Taeyo Suarez didn’t think he’d make it when he was assigned COVID-19 last year.
The New Orleans barbershop owner was hesitant to get the vaccine because he was afraid it would make him sick again. But as cases of the more transmissible delta variant began to spread, ravaging unvaccinated communities, he couldn’t bear the thought of his four children becoming ill.
So he rescheduled some of his clients at Kutt Kreatorz last Tuesday and received his first dose of the Pfizer-BioNTech vaccine at a pop-up event in an auto repair shop. Months into the nation’s unprecedented COVID-19 vaccination campaign, disparities in vaccinating underserved populations have been stark, with data showing that white people are getting the shot at a faster rate than Black and Hispanic people.
Experts believe that may be changing as fears rise in the wake of the new case surge and grassroots vaccination efforts begin to bear fruit.
According to the most recent CDC data, people of color have been vaccinated with a first dose of COVID-19 vaccine at a higher rate than white people over the last two weeks. Though race and ethnicity information is only available for about 60% of the U.S. population, experts say it shows a glimmer of promise.
While Hispanic and Latino people make up 17% of the population, they account for more than a quarter of those who began vaccination within the last two weeks. Similarly, Black people, who account for about 12% of the US population, accounted for 15% of those receiving a first dose.
During the same time period, as the number of new COVID-19 cases increased in areas with low vaccination rates, white people were underrepresented in the vaccine line. Although white people make up 61 percent of the population, 44 percent of those who started their first dose were white.
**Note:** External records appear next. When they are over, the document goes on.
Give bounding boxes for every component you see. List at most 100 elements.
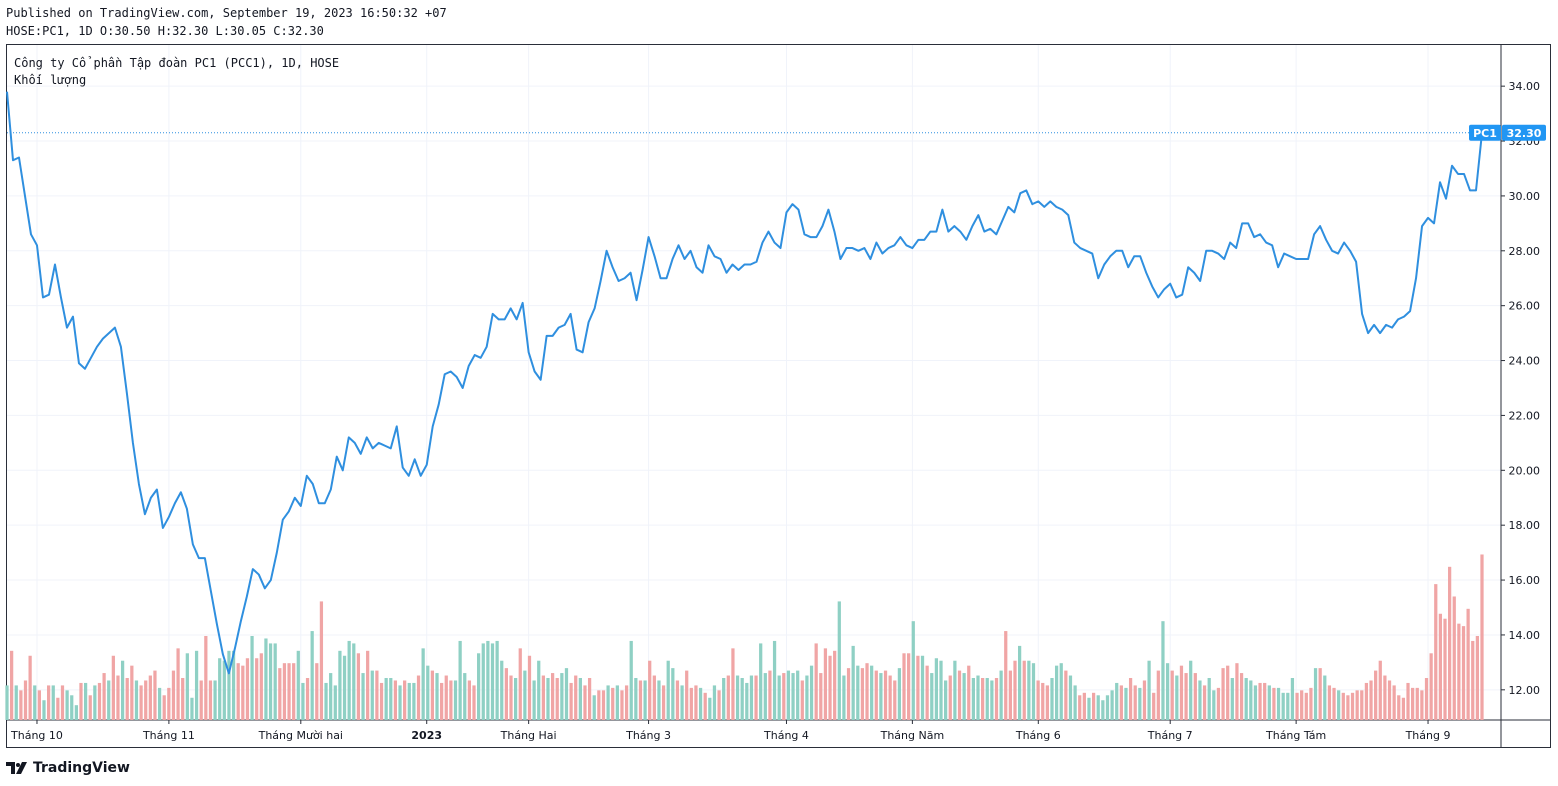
volume-bar: [222, 660, 226, 720]
volume-bar: [856, 665, 860, 720]
volume-bar: [1438, 613, 1443, 720]
volume-bar: [185, 653, 189, 720]
volume-bar: [1448, 566, 1452, 720]
volume-bar: [342, 655, 347, 720]
volume-bar: [292, 663, 296, 720]
volume-bar: [162, 695, 166, 720]
volume-bar: [60, 685, 65, 720]
volume-bar: [500, 660, 504, 720]
volume-bar: [870, 665, 874, 720]
volume-bar: [828, 655, 832, 720]
brand-name: TradingView: [33, 760, 130, 776]
volume-bar: [1133, 685, 1137, 720]
volume-bar: [749, 675, 754, 720]
volume-bar: [532, 680, 536, 720]
volume-bar: [1457, 623, 1461, 720]
volume-bar: [1346, 695, 1350, 720]
volume-bar: [1027, 660, 1031, 720]
volume-bar: [1272, 687, 1276, 720]
volume-bar: [1429, 653, 1433, 720]
volume-bar: [1471, 640, 1475, 720]
volume-bar: [134, 680, 139, 720]
volume-bar: [1378, 660, 1382, 720]
volume-bar: [1475, 636, 1479, 720]
volume-bar: [130, 665, 134, 720]
volume-bar: [120, 660, 125, 720]
volume-bar: [398, 685, 402, 720]
volume-bar: [1360, 690, 1364, 720]
time-tick-label: 2023: [411, 729, 442, 742]
volume-bar: [680, 685, 684, 720]
volume-bar: [1165, 663, 1170, 720]
volume-bar: [444, 675, 448, 720]
volume-bar: [1226, 665, 1230, 720]
time-tick-label: Tháng Mười hai: [258, 729, 343, 742]
symbol-badge-label: PC1: [1473, 127, 1497, 140]
volume-bar: [5, 685, 9, 720]
price-tick-label: 30.00: [1509, 190, 1541, 203]
volume-bar: [1480, 554, 1484, 720]
volume-bar: [1175, 675, 1179, 720]
volume-bar: [236, 663, 240, 720]
volume-bar: [1161, 621, 1165, 720]
volume-bar: [1327, 685, 1332, 720]
volume-bar: [1036, 680, 1040, 720]
volume-bar: [412, 682, 416, 720]
volume-bar: [782, 673, 786, 720]
volume-bar: [379, 682, 384, 720]
volume-bar: [231, 650, 236, 720]
volume-bar: [1253, 685, 1258, 720]
price-tick-label: 20.00: [1509, 464, 1541, 477]
volume-bar: [481, 643, 485, 720]
tradingview-logo-icon: [6, 762, 27, 774]
volume-bar: [1263, 682, 1267, 720]
volume-bar: [273, 643, 277, 720]
volume-bar: [1124, 687, 1128, 720]
volume-bar: [657, 680, 661, 720]
volume-bar: [352, 643, 356, 720]
volume-bar: [920, 655, 925, 720]
volume-bar: [791, 673, 795, 720]
volume-bar: [953, 660, 957, 720]
volume-bar: [587, 678, 592, 720]
volume-bar: [971, 678, 975, 720]
volume-bar: [1239, 673, 1244, 720]
volume-bar: [1374, 670, 1378, 720]
volume-bar: [1207, 678, 1211, 720]
volume-bar: [1281, 692, 1285, 720]
volume-bar: [712, 685, 717, 720]
volume-bar: [305, 678, 310, 720]
volume-bar: [1096, 695, 1100, 720]
price-tick-label: 28.00: [1509, 245, 1541, 258]
volume-bar: [102, 673, 106, 720]
volume-bar: [315, 663, 319, 720]
volume-bar: [375, 670, 379, 720]
volume-bar: [805, 675, 809, 720]
volume-bar: [624, 685, 629, 720]
volume-bar: [227, 650, 231, 720]
volume-bar: [754, 675, 758, 720]
volume-bar: [1184, 673, 1188, 720]
volume-bar: [717, 690, 721, 720]
time-tick-label: Tháng 11: [142, 729, 195, 742]
volume-bar: [555, 678, 559, 720]
volume-bar: [426, 665, 430, 720]
volume-bar: [264, 638, 268, 720]
tradingview-brand[interactable]: TradingView: [6, 758, 130, 778]
volume-bar: [537, 660, 541, 720]
volume-bar: [208, 680, 213, 720]
volume-bar: [1286, 692, 1290, 720]
volume-bar: [643, 680, 647, 720]
volume-bar: [661, 685, 666, 720]
volume-bar: [47, 685, 51, 720]
volume-bar: [467, 680, 471, 720]
time-tick-label: Tháng Năm: [880, 729, 945, 742]
volume-bar: [1082, 692, 1086, 720]
published-line: Published on TradingView.com, September …: [6, 6, 447, 20]
volume-bar: [550, 673, 555, 720]
volume-bar: [883, 670, 888, 720]
volume-bar: [1350, 692, 1355, 720]
volume-bar: [338, 650, 342, 720]
volume-bar: [190, 697, 194, 720]
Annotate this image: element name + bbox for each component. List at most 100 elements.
State-by-state analyses, such as those conducted by KFF, consistently revealed that white people were more likely to receive the shot than Black and Hispanic people. However, those gaps have been gradually closing over time, according to Artiga.
According to public health experts and clinicians, this could be an indication that grassroots efforts by community groups have been successful and should be continued. It worked for Jamel Godoy, 38, a recent Venezuelan immigrant. Godoy received his first dose during a Saturday vaccination event at La Unica Super Center Internacional, a popular South American grocery store in Greenville, South Carolina, where nearly 10% of the population is Hispanic or Latino.
Godoy, who suffered from obesity and had recently undergone gastric bypass surgery, fled to the United States three months ago, fleeing political unrest in Venezuela, where COVID-19 vaccines are in short supply.
He learned about the vaccine event while driving his mother to a Prisma Health and PASOs, a local Latino health advocacy organization, mobile health unit. He says the group has been beneficial to his mother, who arrived in the United States three months before him.
Godoy works as a housekeeping assistant at a nearby hotel. Because Latinos are overrepresented in critical jobs in the Greenville area, getting a shot “becomes a little more complicated,” according to Rut Rivera, a community health worker and program manager at PASOs. Many work in the service, food, and agriculture industries, and their schedules make it difficult to take time off to get the shot. Rivera explained that this is why the organizations hold vaccination events on Saturdays.
CommuniVax, a COVID-19 vaccine equity coalition with teams in five states (Maryland, Virginia, Alabama, Idaho, and California), has been working to improve vaccination campaigns among Black and Latino populations.
CommuniVax is co-chaired by Monica Schoch-Spanas, a medical anthropologist and senior scientist at the Center for Health Security. She stated that groups have found success with neighborhood-level partners and leaders who have built trust and inroads.
According to Schoch-Spanas, who specializes in epidemics and public health emergency preparedness, awareness of the highly contagious delta variant has also prompted vaccination, particularly among those who have taken a “wait-and-see” approach. Myriam Torres, an epidemiologist, is the director of the Consortium for Latino Immigration Studies at the University of South Carolina. She believes that raising awareness of specific barriers for Hispanic people, as well as local efforts such as those undertaken by PASOs to reach Spanish-speakers in rural areas of her state, have aided.